Not sure about this one yet. I sometimes get into something of a muddle with one of the Office applications and the best way forward seems to be to revert to some previous copy of the file and start over. A previous copy which will not exist if they are doing autosave. And my quick peek at their versions feature was not reassuring.
Furthermore, Excel now has a habit of saving itself, even when one does not think one has amended one's workbook. In the olden days, if you looked at a workbook for some reason or other and then closed it again, the date-last-amended listed in properties or Windows Explorer was reassuringly unchanged. This is no longer the case.
Perhaps I hanker after an arrangement whereby I can save as I go along, in case of small accidents.

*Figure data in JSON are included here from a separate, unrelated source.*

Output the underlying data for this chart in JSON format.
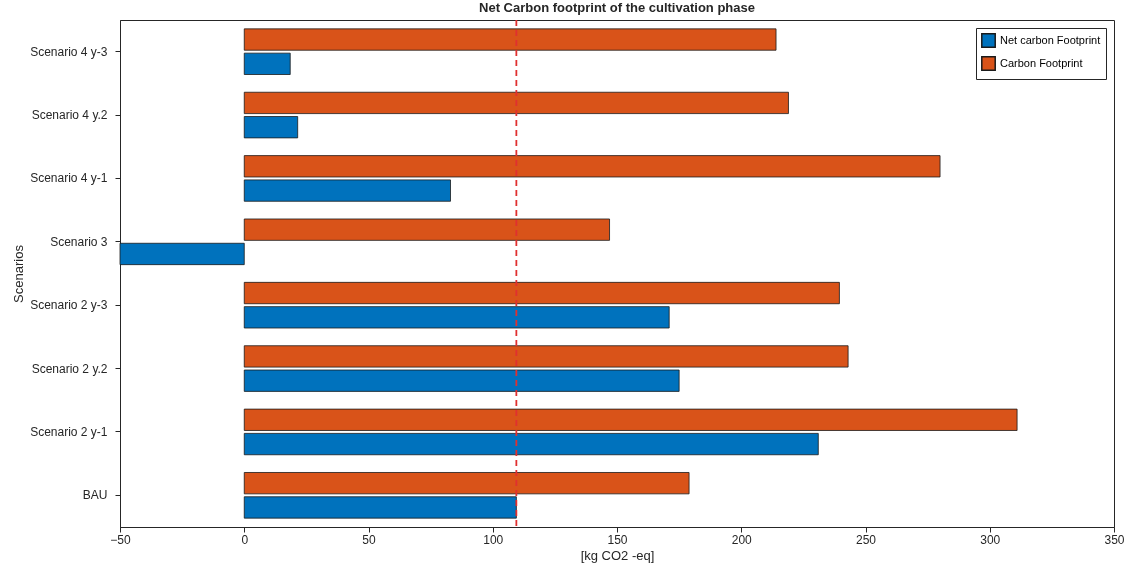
{
  "chart_data": {
    "type": "bar",
    "orientation": "horizontal",
    "title": "Net Carbon footprint of the cultivation phase",
    "xlabel": "[kg CO2 -eq]",
    "ylabel": "Scenarios",
    "categories": [
      "Scenario 4 y-3",
      "Scenario 4 y.2",
      "Scenario 4 y-1",
      "Scenario 3",
      "Scenario 2 y-3",
      "Scenario 2 y.2",
      "Scenario 2 y-1",
      "BAU"
    ],
    "series": [
      {
        "name": "Net carbon Footprint",
        "color": "#0072bd",
        "values": [
          18.5,
          21.5,
          83,
          -50,
          171,
          175,
          231,
          109.5
        ]
      },
      {
        "name": "Carbon Footprint",
        "color": "#d95319",
        "values": [
          214,
          219,
          280,
          147,
          239.5,
          243,
          311,
          179
        ]
      }
    ],
    "xlim": [
      -50,
      350
    ],
    "xticks": [
      -50,
      0,
      50,
      100,
      150,
      200,
      250,
      300,
      350
    ],
    "ref_lines": [
      {
        "axis": "x",
        "value": 109.5,
        "color": "#e03030",
        "line_style": "dashed"
      }
    ],
    "legend": "top right",
    "grid": false
  }
}
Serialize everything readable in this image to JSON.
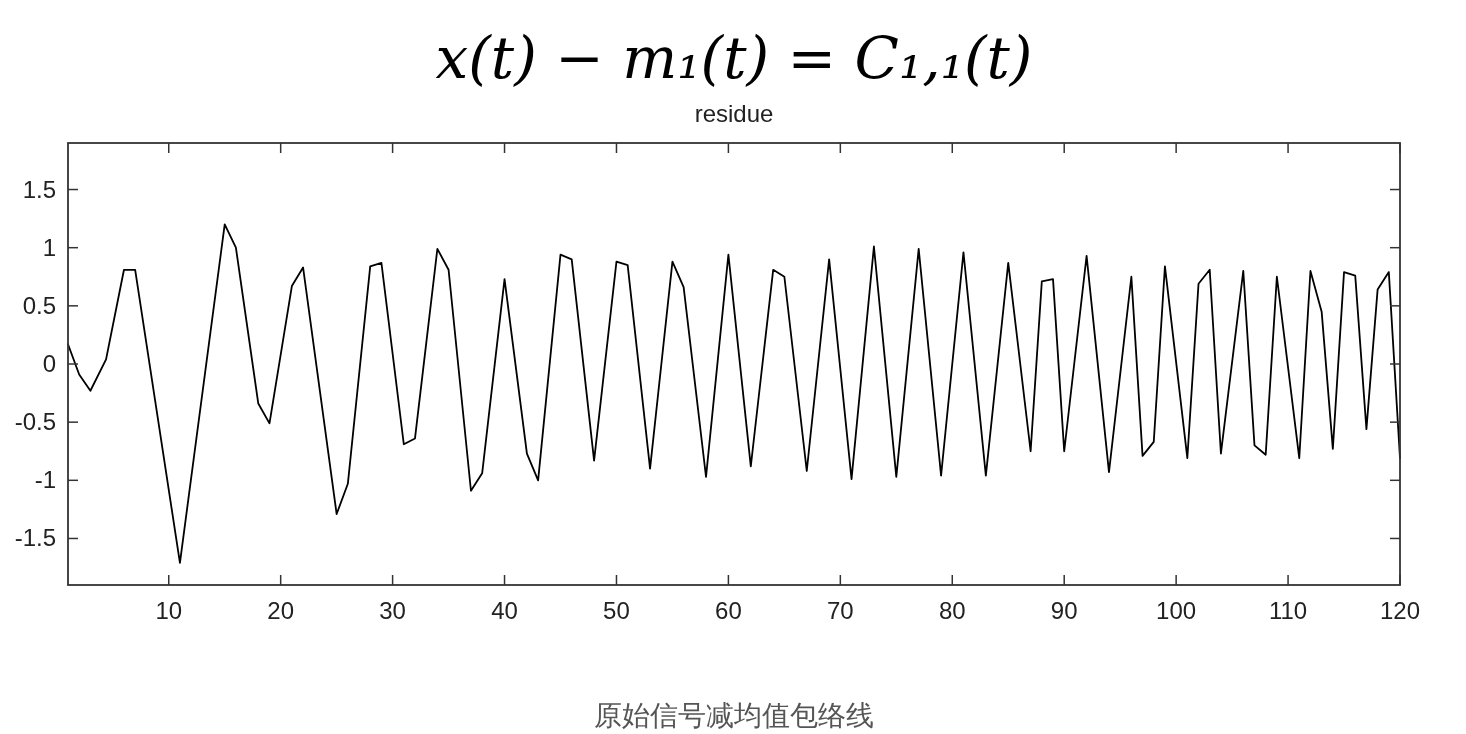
{
  "chart_data": {
    "type": "line",
    "title": "x(t) − m₁(t) = C₁,₁(t)",
    "subtitle": "residue",
    "annotations": [
      "原始信号减均值包络线"
    ],
    "x": [
      1,
      2,
      3,
      4.4,
      6,
      7,
      11,
      15,
      16,
      18,
      19,
      21,
      22,
      25,
      26,
      28,
      29,
      31,
      32,
      34,
      35,
      37,
      38,
      40,
      42,
      43,
      45,
      46,
      48,
      50,
      51,
      53,
      55,
      56,
      58,
      60,
      62,
      64,
      65,
      67,
      69,
      71,
      73,
      75,
      77,
      79,
      81,
      83,
      85,
      87,
      88,
      89,
      90,
      92,
      94,
      96,
      97,
      98,
      99,
      101,
      102,
      103,
      104,
      106,
      107,
      108,
      109,
      111,
      112,
      113,
      114,
      115,
      116,
      117,
      118,
      119,
      120
    ],
    "series": [
      {
        "color": "#000000",
        "values": [
          0.17,
          -0.09,
          -0.23,
          0.04,
          0.81,
          0.81,
          -1.71,
          1.2,
          1.0,
          -0.34,
          -0.51,
          0.67,
          0.83,
          -1.29,
          -1.03,
          0.84,
          0.87,
          -0.69,
          -0.64,
          0.99,
          0.81,
          -1.09,
          -0.94,
          0.73,
          -0.77,
          -1.0,
          0.94,
          0.9,
          -0.83,
          0.88,
          0.85,
          -0.9,
          0.88,
          0.66,
          -0.97,
          0.94,
          -0.88,
          0.81,
          0.75,
          -0.92,
          0.9,
          -0.99,
          1.01,
          -0.97,
          0.99,
          -0.96,
          0.96,
          -0.96,
          0.87,
          -0.75,
          0.71,
          0.73,
          -0.75,
          0.93,
          -0.93,
          0.75,
          -0.79,
          -0.67,
          0.84,
          -0.81,
          0.69,
          0.81,
          -0.77,
          0.8,
          -0.7,
          -0.78,
          0.75,
          -0.81,
          0.8,
          0.45,
          -0.73,
          0.79,
          0.76,
          -0.56,
          0.64,
          0.79,
          -0.81
        ]
      }
    ],
    "xlim": [
      1,
      120
    ],
    "ylim": [
      -1.9,
      1.9
    ],
    "xticks": [
      10,
      20,
      30,
      40,
      50,
      60,
      70,
      80,
      90,
      100,
      110,
      120
    ],
    "yticks": [
      -1.5,
      -1,
      -0.5,
      0,
      0.5,
      1,
      1.5
    ]
  }
}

But then I have a check document back into a versioned document store when I have finished for the day, with none of the versions ever getting lost. Without having to bother with including a date-stamp in the document name. That is to say, a document manager. That would protect me against big accidents.
Or perhaps I have to sweat through one of those (usually tiresome) online tutorials that Microsoft publish. If only I could find the right one, without having to spend quality time on looking for it.